Andersen Andreas Gravgaard, Park Yang-Kyun, Elstrøm Ulrik Vindelev, Petersen Jørgen Breede Baltzer, Sharp Gregory C, Winey Brian, Dong Lei, Muren Ludvig Paul
Danish Centre for Particle Therapy, Aarhus University Hospital/Aarhus University, Aarhus, Denmark.
UT Southwestern Medical Center, Dallas, TX, USA.
Phys Imaging Radiat Oncol. 2020 Oct 27;16:89-94. doi: 10.1016/j.phro.2020.09.014. eCollection 2020 Oct.
Scatter correction of cone-beam computed tomography (CBCT) projections may enable accurate online dose-delivery estimations in photon and proton-based radiotherapy. This study aimed to evaluate the impact of scatter correction in CBCT-based proton range/dose calculations, in scans acquired in both proton and photon gantries.
CBCT projections of a Catphan and an Alderson phantom were acquired on both a proton and a photon gantry. The scatter corrected CBCTs (corrCBCTs) and the clinical reconstructions (stdCBCTs) were compared against CTs rigidly registered to the CBCTs (rigidCTs). The CBCTs of the Catphan phantom were segmented by materials for CT number analysis. Water equivalent path length (WEPL) maps were calculated through the Alderson phantom while proton plans optimized on the rigidCT and recalculated on all CBCTs were compared in a gamma analysis.

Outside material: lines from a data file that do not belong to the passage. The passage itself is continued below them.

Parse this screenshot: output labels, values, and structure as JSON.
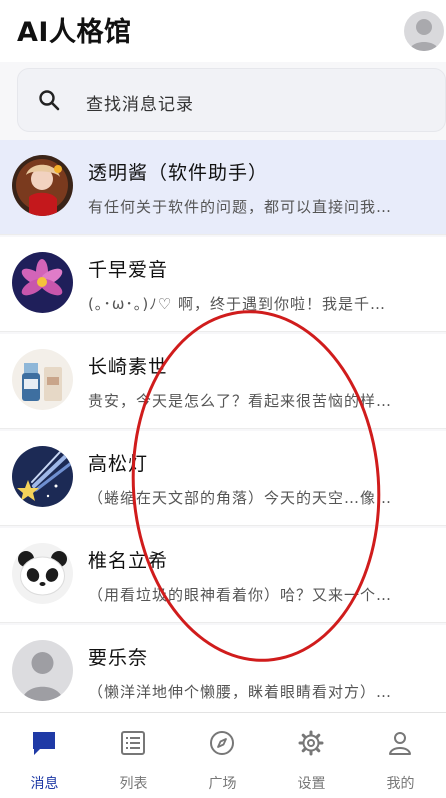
{
  "header": {
    "title": "AI人格馆"
  },
  "search": {
    "placeholder": "查找消息记录"
  },
  "chats": [
    {
      "name": "透明酱（软件助手）",
      "preview": "有任何关于软件的问题，都可以直接问我…"
    },
    {
      "name": "千早爱音",
      "preview": "(｡･ω･｡)ﾉ♡ 啊，终于遇到你啦！我是千…"
    },
    {
      "name": "长崎素世",
      "preview": "贵安，今天是怎么了？看起来很苦恼的样…"
    },
    {
      "name": "高松灯",
      "preview": "（蜷缩在天文部的角落）今天的天空…像…"
    },
    {
      "name": "椎名立希",
      "preview": "（用看垃圾的眼神看着你）哈？又来一个…"
    },
    {
      "name": "要乐奈",
      "preview": "（懒洋洋地伸个懒腰，眯着眼睛看对方）…"
    }
  ],
  "nav": [
    {
      "label": "消息",
      "icon": "chat-bubble-icon",
      "active": true
    },
    {
      "label": "列表",
      "icon": "list-icon"
    },
    {
      "label": "广场",
      "icon": "compass-icon"
    },
    {
      "label": "设置",
      "icon": "gear-icon"
    },
    {
      "label": "我的",
      "icon": "person-icon"
    }
  ],
  "colors": {
    "accent": "#1f3aa6",
    "selected_row": "#e8ecfa",
    "annotation": "#d01c1c"
  }
}
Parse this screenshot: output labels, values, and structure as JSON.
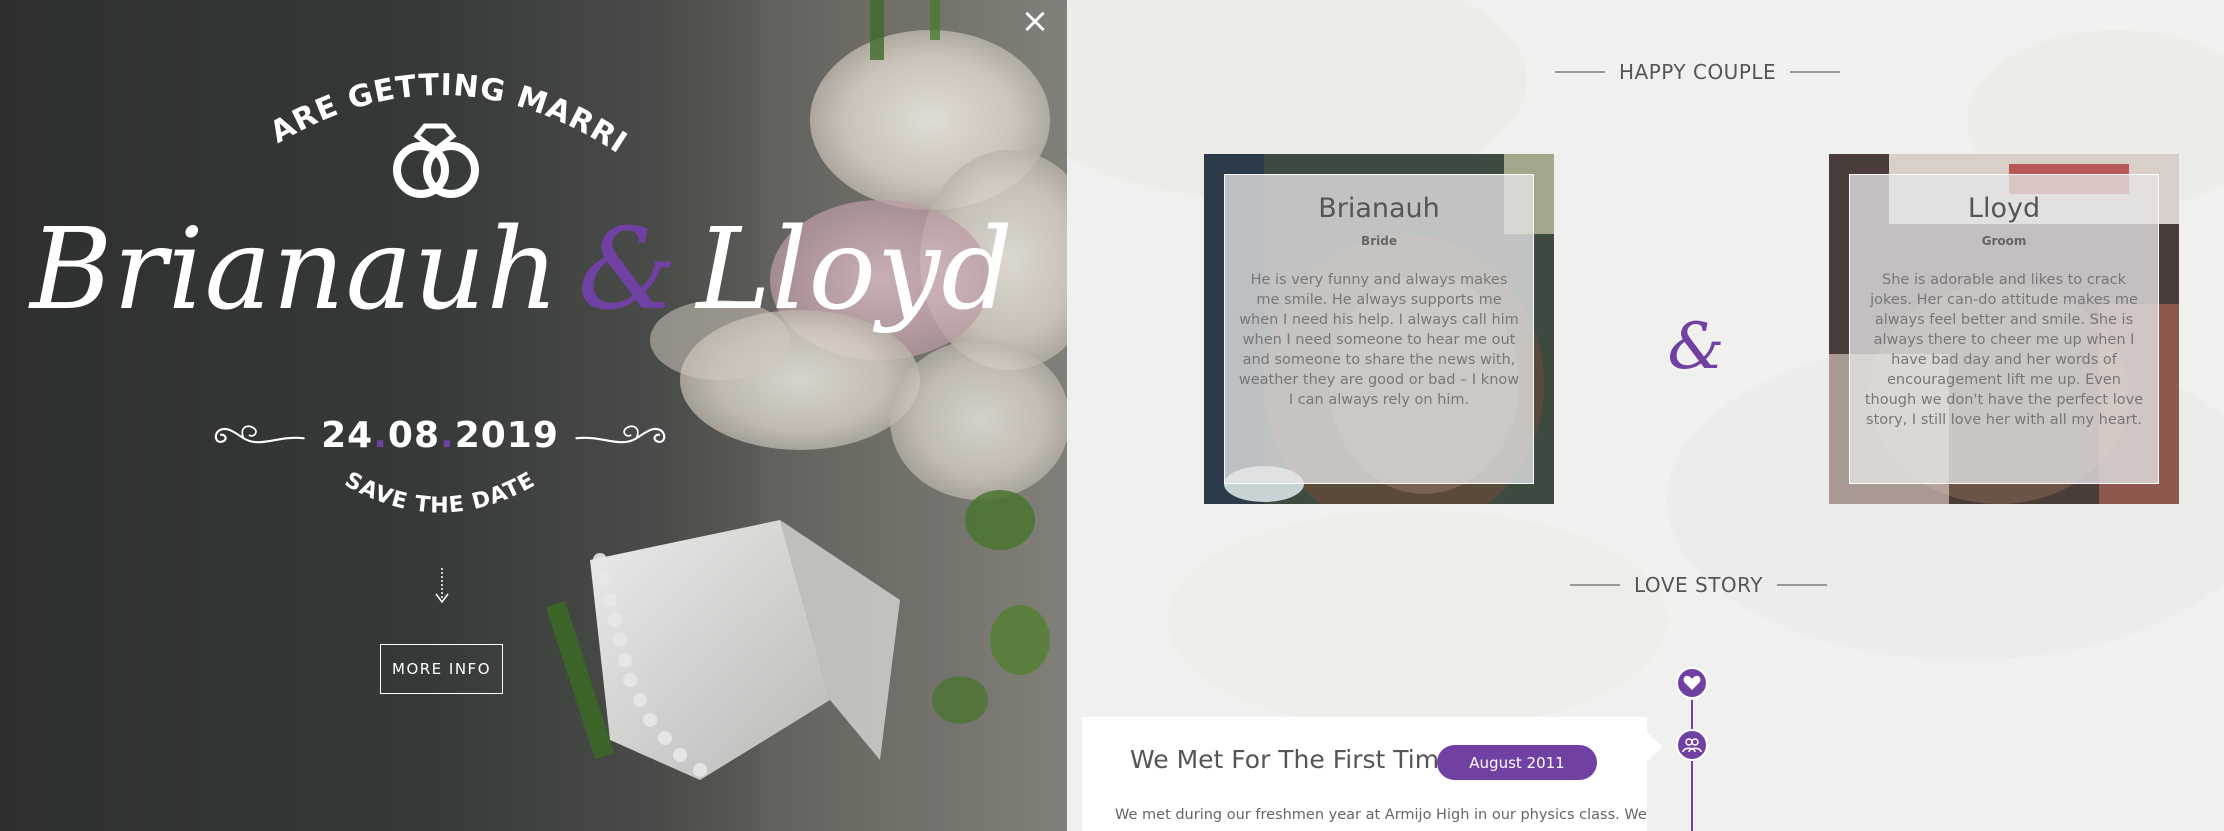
{
  "hero": {
    "arc_top": "WE ARE GETTING MARRIED",
    "name_left": "Brianauh",
    "ampersand": "&",
    "name_right": "Lloyd",
    "date_day": "24",
    "date_sep1": ".",
    "date_month": "08",
    "date_sep2": ".",
    "date_year": "2019",
    "arc_bottom": "SAVE THE DATE",
    "more_info": "MORE INFO",
    "close": "×",
    "icons": {
      "rings": "rings-icon",
      "arrow": "arrow-down-icon",
      "flourish": "flourish-ornament"
    }
  },
  "couple": {
    "title": "HAPPY COUPLE",
    "ampersand": "&",
    "bride": {
      "name": "Brianauh",
      "role": "Bride",
      "description": "He is very funny and always makes me smile. He always supports me when I need his help. I always call him when I need someone to hear me out and someone to share the news with, weather they are good or bad – I know I can always rely on him."
    },
    "groom": {
      "name": "Lloyd",
      "role": "Groom",
      "description": "She is adorable and likes to crack jokes. Her can-do attitude makes me always feel better and smile. She is always there to cheer me up when I have bad day and her words of encouragement lift me up. Even though we don't have the perfect love story, I still love her with all my heart."
    }
  },
  "story": {
    "title": "LOVE STORY",
    "items": [
      {
        "title": "We Met For The First Time",
        "date": "August 2011",
        "text": "We met during our freshmen year at Armijo High in our physics class. We",
        "icon": "heart-icon"
      }
    ],
    "second_icon": "couple-icon"
  },
  "colors": {
    "accent": "#7040a2",
    "hero_bg": "#2f322f",
    "content_bg": "#f0f0ee"
  }
}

In medium and high-density materials, the corrCBCT CT numbers were much closer to those of the rigidCT than the stdCBCTs. E.g. in the 50% bone segmentations the differences were reduced from above 300 HU (with stdCBCT) to around 60-70 HU (with corrCBCT). Differences in WEPL from the rigidCT were typically well below 5 mm for the corrCBCTs, compared to well above 10 mm for the stdCBCTs with the largest deviations in the head and thorax regions. Gamma pass rates (2%/2mm) when comparing CBCT-based dose re-calculations to rigidCT calculations were improved from around 80% (with stdCBCT) to mostly above 90% (with corrCBCT).
Scatter correction leads to substantial artefact reductions, improving accuracy of CBCT-based proton range/dose calculations.
锥束计算机断层扫描(CBCT)投影的散射校正可实现基于光子和质子的放射治疗中准确的在线剂量输送估计。本研究旨在评估在质子和光子机架中采集的扫描中,散射校正在基于CBCT的质子射程/剂量计算中的影响。
在质子和光子机架上采集Catphan模体和Alderson模体的CBCT投影。将散射校正后的CBCT(corrCBCT)和临床重建图像(stdCBCT)与与CBCT进行刚性配准的CT(rigidCT)进行比较。通过材料对Catphan模体的CBCT进行分割以进行CT值分析。在Alderson模体中计算水等效路径长度(WEPL)图,同时比较在rigidCT上优化并在所有CBCT上重新计算的质子计划的伽马分析结果。
在中高密度材料中,corrCBCT的CT值比stdCBCT更接近rigidCT的CT值。例如,在50%骨分割中,差异从高于300 HU(使用stdCBCT)降低到约60 - 70 HU(使用corrCBCT)。与rigidCT相比,corrCBCT的WEPL差异通常远低于5毫米,而stdCBCT的差异远高于10毫米,在头部和胸部区域偏差最大。将基于CBCT的剂量重新计算与rigidCT计算进行比较时,伽马通过率(2%/2mm)从约80%(使用stdCBCT)提高到大多高于90%(使用corrCBCT)。
散射校正可大幅减少伪影,提高基于CBCT的质子射程/剂量计算的准确性。